Beissen kommt bei kleinen Kindern häufig vor. Elternberaterin Daniela Melone erklärt, warum es sich lohnt, diese Situationen aber doch etwas genauer zu betrachten.

Schnapp, schnapp: In manchen Momenten können Kleinkinder gar nicht anders, als ihrer Frustration ungehemmt Ausdruck zu verleihen.
Schnapp, schnapp: In manchen Momenten können Kleinkinder gar nicht anders, als ihrer Frustration ungehemmt Ausdruck zu verleihen.
Illustration: Benjamin Hermann

Liebe Daniela, unser fast zweijähriger Sohn ist eigentlich total liebenswürdig und sozial. Aber: Er beisst! Wenn ihm etwas nicht passt oder wenn er wütend ist, schnappt er einfach zu. Gerne auch bei fremden Kindern auf dem Spielplatz. Mir ist das total unangenehm! Wie bringe ich ihm bei, seinen Frust anderweitig rauszulassen, ohne anderen zu schaden? Claudia (33), aus Zürich

Liebe Claudia, herzlichen Dank für Ihre Frage. Ich stelle mir folgende Situation vor: Ihr Sohn spielt mit einem anderen Kind. Nach einiger Zeit möchten beide mit dem gleichen Spielzeug spielen. Das andere Kind ist vielleicht schneller und nimmt das Spielzeug in Beschlag.

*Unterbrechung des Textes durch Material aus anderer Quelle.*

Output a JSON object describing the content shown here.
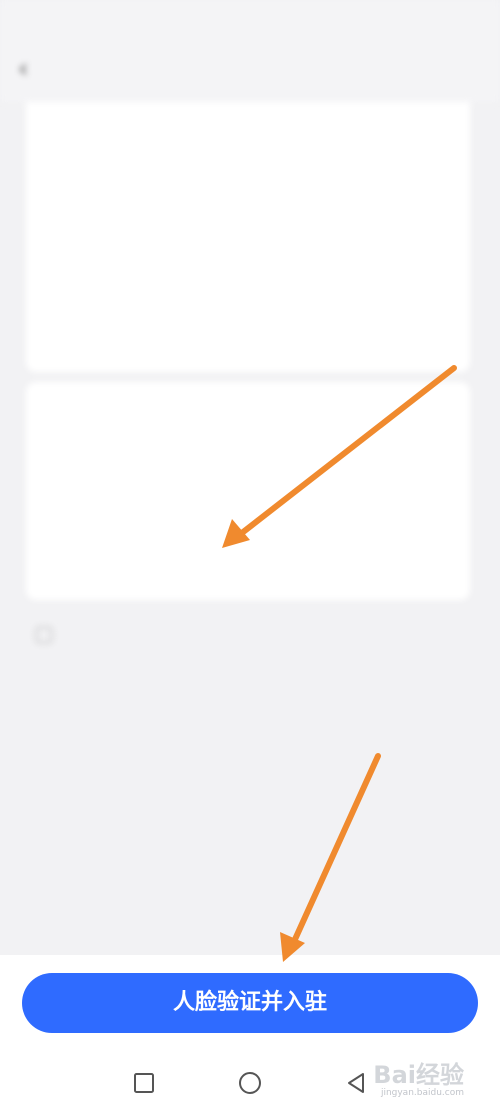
{
  "status_bar": {
    "time": "",
    "icons": ""
  },
  "nav": {
    "title": ""
  },
  "section_id": {
    "title": "",
    "name_label": "",
    "name_value": "",
    "id_label": "",
    "id_value": ""
  },
  "section_store": {
    "title": "",
    "store_name_label": "",
    "store_name_placeholder": "",
    "store_type_label": ""
  },
  "agreement": {
    "prefix": "",
    "links": [
      "",
      "",
      ""
    ]
  },
  "primary_button": {
    "label": "人脸验证并入驻"
  },
  "watermark": {
    "text": "Bai经验",
    "sub": "jingyan.baidu.com"
  },
  "colors": {
    "accent": "#2f6bff",
    "arrow": "#f08a2e",
    "link": "#2d4ea8"
  }
}
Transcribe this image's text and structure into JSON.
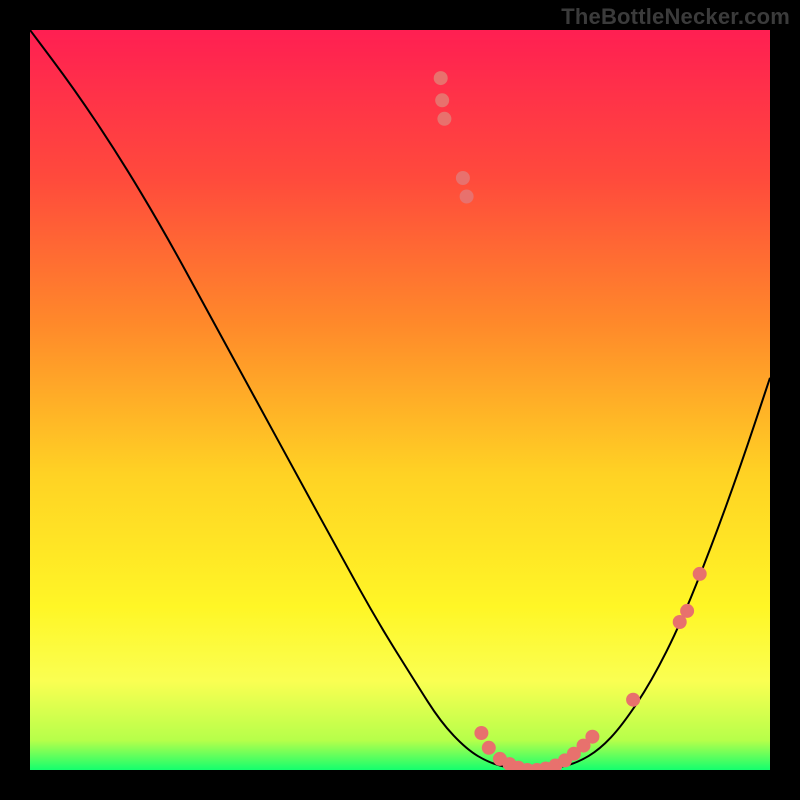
{
  "watermark": "TheBottleNecker.com",
  "chart_data": {
    "type": "line",
    "title": "",
    "xlabel": "",
    "ylabel": "",
    "xlim": [
      0,
      1
    ],
    "ylim": [
      0,
      1
    ],
    "gradient_stops": [
      {
        "offset": 0.0,
        "color": "#ff1f52"
      },
      {
        "offset": 0.2,
        "color": "#ff4a3c"
      },
      {
        "offset": 0.4,
        "color": "#ff8a2a"
      },
      {
        "offset": 0.6,
        "color": "#ffd224"
      },
      {
        "offset": 0.78,
        "color": "#fff626"
      },
      {
        "offset": 0.88,
        "color": "#faff52"
      },
      {
        "offset": 0.96,
        "color": "#b6ff4a"
      },
      {
        "offset": 1.0,
        "color": "#14ff6e"
      }
    ],
    "series": [
      {
        "name": "curve",
        "x": [
          0.0,
          0.06,
          0.12,
          0.18,
          0.24,
          0.3,
          0.36,
          0.42,
          0.47,
          0.52,
          0.555,
          0.59,
          0.62,
          0.65,
          0.68,
          0.71,
          0.74,
          0.77,
          0.8,
          0.84,
          0.88,
          0.92,
          0.96,
          1.0
        ],
        "y": [
          1.0,
          0.92,
          0.83,
          0.73,
          0.62,
          0.51,
          0.4,
          0.29,
          0.2,
          0.12,
          0.065,
          0.028,
          0.01,
          0.002,
          0.0,
          0.002,
          0.01,
          0.028,
          0.06,
          0.12,
          0.2,
          0.3,
          0.41,
          0.53
        ]
      }
    ],
    "markers": [
      {
        "x": 0.555,
        "y": 0.935
      },
      {
        "x": 0.557,
        "y": 0.905
      },
      {
        "x": 0.56,
        "y": 0.88
      },
      {
        "x": 0.585,
        "y": 0.8
      },
      {
        "x": 0.59,
        "y": 0.775
      },
      {
        "x": 0.61,
        "y": 0.05
      },
      {
        "x": 0.62,
        "y": 0.03
      },
      {
        "x": 0.635,
        "y": 0.015
      },
      {
        "x": 0.648,
        "y": 0.008
      },
      {
        "x": 0.66,
        "y": 0.003
      },
      {
        "x": 0.672,
        "y": 0.0
      },
      {
        "x": 0.685,
        "y": 0.0
      },
      {
        "x": 0.697,
        "y": 0.002
      },
      {
        "x": 0.71,
        "y": 0.006
      },
      {
        "x": 0.723,
        "y": 0.013
      },
      {
        "x": 0.735,
        "y": 0.022
      },
      {
        "x": 0.748,
        "y": 0.033
      },
      {
        "x": 0.76,
        "y": 0.045
      },
      {
        "x": 0.815,
        "y": 0.095
      },
      {
        "x": 0.878,
        "y": 0.2
      },
      {
        "x": 0.888,
        "y": 0.215
      },
      {
        "x": 0.905,
        "y": 0.265
      }
    ],
    "marker_color": "#e8716d",
    "marker_radius": 7,
    "curve_color": "#000000",
    "curve_width": 2
  }
}
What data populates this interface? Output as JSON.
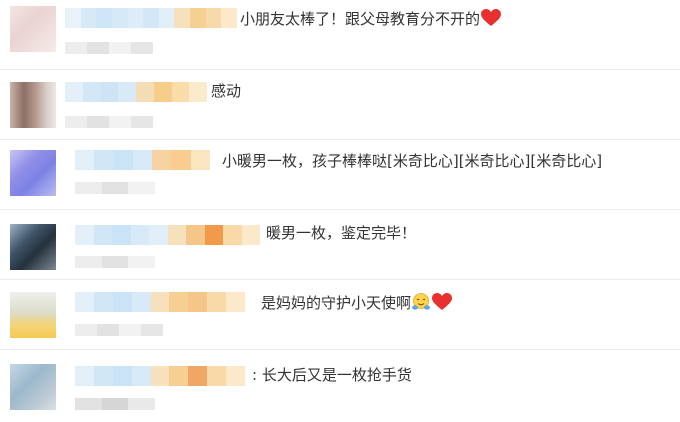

Ihr Sohn versucht wiederholt und auf verschiedene Arten, an das Spielzeug heranzukommen, aber es geling ihm nicht. Sein Körper spannt sich an, sein Atem geht schneller. Sein Spielkamerad denkt allerdings nicht daran, das Spielzeug freizugeben. Alles, was Ihr Sohn versucht, ist nicht zielführend und das Spielzeug rückt in weite Ferne. Er ist zunehmend verzweifelt und frustriert. Und, aus einem plötzlichen Handlungsimpuls heraus, beisst er zu.